Wschebor acrescentou que existem nanopartículas com propriedades magnéticas grandes, mas “nunca suficientemente grandes para fazer com que através de um cotonete ou seringa sejam gerados efeitos macroscópicos magnéticos no rosto ou no braço. Isso não é viável”.
Cintia Meiorin, doutora em Ciência dos Materiais e investigadora do Conicet, decidiu fazer o teste mostrado nas publicações virais em si mesma e conta:
“Se você apoiar um botão ou qualquer outra coisa não magnética, acontece o mesmo que se vê nos vídeos. Os pequenos ímãs ficam grudados por conta da forma do rosto e da oleosidade da pele”.

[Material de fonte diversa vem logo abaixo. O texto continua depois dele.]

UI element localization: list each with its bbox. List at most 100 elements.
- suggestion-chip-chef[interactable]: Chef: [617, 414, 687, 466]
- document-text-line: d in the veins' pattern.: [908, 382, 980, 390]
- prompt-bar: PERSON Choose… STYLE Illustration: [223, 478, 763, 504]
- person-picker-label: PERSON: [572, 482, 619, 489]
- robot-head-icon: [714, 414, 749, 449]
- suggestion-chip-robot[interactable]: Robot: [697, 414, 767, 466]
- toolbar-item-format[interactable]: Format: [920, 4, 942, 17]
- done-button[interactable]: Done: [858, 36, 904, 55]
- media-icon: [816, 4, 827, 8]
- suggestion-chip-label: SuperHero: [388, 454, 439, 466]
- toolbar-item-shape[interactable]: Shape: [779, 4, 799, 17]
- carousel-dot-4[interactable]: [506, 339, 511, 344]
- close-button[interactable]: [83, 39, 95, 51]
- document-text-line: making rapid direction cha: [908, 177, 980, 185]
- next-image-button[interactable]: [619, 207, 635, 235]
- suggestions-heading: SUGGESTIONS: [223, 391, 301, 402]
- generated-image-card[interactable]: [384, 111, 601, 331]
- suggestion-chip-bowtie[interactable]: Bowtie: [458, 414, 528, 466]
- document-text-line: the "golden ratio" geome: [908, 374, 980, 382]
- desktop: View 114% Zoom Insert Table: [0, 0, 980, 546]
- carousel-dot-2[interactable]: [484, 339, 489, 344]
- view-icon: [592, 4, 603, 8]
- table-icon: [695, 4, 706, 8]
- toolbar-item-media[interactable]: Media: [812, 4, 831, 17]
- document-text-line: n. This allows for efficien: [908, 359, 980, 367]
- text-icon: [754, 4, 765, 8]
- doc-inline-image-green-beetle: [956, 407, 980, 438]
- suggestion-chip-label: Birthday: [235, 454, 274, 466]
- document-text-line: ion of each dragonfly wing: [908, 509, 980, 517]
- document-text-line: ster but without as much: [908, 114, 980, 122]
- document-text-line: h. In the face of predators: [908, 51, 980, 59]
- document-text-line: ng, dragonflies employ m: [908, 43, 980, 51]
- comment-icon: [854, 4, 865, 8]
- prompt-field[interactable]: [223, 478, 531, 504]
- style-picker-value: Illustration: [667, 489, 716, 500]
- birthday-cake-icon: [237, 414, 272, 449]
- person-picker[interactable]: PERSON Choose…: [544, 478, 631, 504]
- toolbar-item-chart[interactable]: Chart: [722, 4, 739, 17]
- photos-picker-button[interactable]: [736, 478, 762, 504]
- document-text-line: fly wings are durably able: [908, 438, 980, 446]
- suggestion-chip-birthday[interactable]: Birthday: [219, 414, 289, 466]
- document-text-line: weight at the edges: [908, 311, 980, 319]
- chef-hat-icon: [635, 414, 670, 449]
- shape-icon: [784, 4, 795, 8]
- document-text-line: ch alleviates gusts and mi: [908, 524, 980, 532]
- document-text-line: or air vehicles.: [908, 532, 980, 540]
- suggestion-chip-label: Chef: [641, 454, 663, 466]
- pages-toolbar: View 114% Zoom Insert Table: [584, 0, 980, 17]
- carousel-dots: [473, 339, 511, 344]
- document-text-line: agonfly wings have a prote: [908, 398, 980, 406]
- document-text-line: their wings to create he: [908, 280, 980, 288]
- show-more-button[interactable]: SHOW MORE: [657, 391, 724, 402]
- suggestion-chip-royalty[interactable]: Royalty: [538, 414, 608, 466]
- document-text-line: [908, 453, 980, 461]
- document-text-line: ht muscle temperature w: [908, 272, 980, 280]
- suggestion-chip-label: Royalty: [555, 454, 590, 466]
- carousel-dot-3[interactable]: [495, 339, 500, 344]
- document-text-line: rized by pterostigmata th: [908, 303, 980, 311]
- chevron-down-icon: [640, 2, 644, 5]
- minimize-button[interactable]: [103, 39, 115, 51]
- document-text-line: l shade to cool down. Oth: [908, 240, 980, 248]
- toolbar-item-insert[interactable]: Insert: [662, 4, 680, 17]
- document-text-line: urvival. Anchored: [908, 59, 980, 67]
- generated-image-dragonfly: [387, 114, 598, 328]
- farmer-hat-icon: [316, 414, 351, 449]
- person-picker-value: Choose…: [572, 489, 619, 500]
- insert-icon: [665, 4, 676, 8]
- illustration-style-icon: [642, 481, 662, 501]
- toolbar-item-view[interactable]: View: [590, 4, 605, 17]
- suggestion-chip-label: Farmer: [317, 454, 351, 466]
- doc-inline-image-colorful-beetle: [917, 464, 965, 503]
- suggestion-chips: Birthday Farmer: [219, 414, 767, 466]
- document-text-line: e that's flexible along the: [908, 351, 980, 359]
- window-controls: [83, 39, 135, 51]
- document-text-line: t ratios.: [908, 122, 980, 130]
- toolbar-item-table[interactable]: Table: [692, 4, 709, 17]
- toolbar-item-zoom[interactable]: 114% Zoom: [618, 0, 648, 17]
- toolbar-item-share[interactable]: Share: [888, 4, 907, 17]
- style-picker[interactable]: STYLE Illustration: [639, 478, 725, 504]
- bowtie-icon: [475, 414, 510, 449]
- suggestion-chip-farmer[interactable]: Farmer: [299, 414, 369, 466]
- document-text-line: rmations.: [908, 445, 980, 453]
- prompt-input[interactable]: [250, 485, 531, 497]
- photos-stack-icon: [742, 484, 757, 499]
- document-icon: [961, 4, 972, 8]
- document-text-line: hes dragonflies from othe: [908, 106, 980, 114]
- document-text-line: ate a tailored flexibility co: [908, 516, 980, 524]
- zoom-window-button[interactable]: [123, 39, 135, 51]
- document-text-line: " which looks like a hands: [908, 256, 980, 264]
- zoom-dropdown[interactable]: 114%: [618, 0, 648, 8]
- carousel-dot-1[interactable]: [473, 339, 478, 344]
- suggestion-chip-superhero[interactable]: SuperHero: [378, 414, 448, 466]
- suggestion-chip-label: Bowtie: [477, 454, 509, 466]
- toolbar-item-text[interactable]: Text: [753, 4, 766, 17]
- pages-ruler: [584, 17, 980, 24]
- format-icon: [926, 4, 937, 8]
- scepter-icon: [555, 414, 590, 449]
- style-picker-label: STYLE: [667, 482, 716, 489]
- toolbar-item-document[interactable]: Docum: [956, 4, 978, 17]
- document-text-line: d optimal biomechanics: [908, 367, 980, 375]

De forma semelhante, Sánchez explicou que: “O ímã é plano e fino, ou seja, suas faces possuem uma superfície significativa em relação a seu peso. Com a oleosidade natural da pele, que geralmente fica no nariz, é muito fácil deixar grudado um desses ímãs na parte superior e na lateral do nariz. O mesmo acontece com um botão ou qualquer outro corpo plano e fino de pequenas dimensões. Qualquer um pode fazer a prova. Isso sim, sem lavar o rosto, porque o sabão tira a oleosidade, e o truque já não funciona”.
Essa também é a explicação de Mick West, autor científico britânico-norte-americano que publicou um vídeo em Metabunk.org, um site dedicado a verificar afirmações pseudocientíficas.
West classifica a teoria da magnetização como uma “nova versão de um velho truque de carnaval” e demonstra que ímãs, moedas ou outros objetos lisos aderem a várias partes do corpo, incluindo o nariz, se a pele estiver ligeiramente oleosa. “Retire o óleo, e o objeto não grudará”, diz.
Ao longo da pandemia de covid-19, o Checamos já verificou outras peças de desinformação semelhantes, relacionadas às vacinas contra o SARS-CoV-2 (1, 2, 3).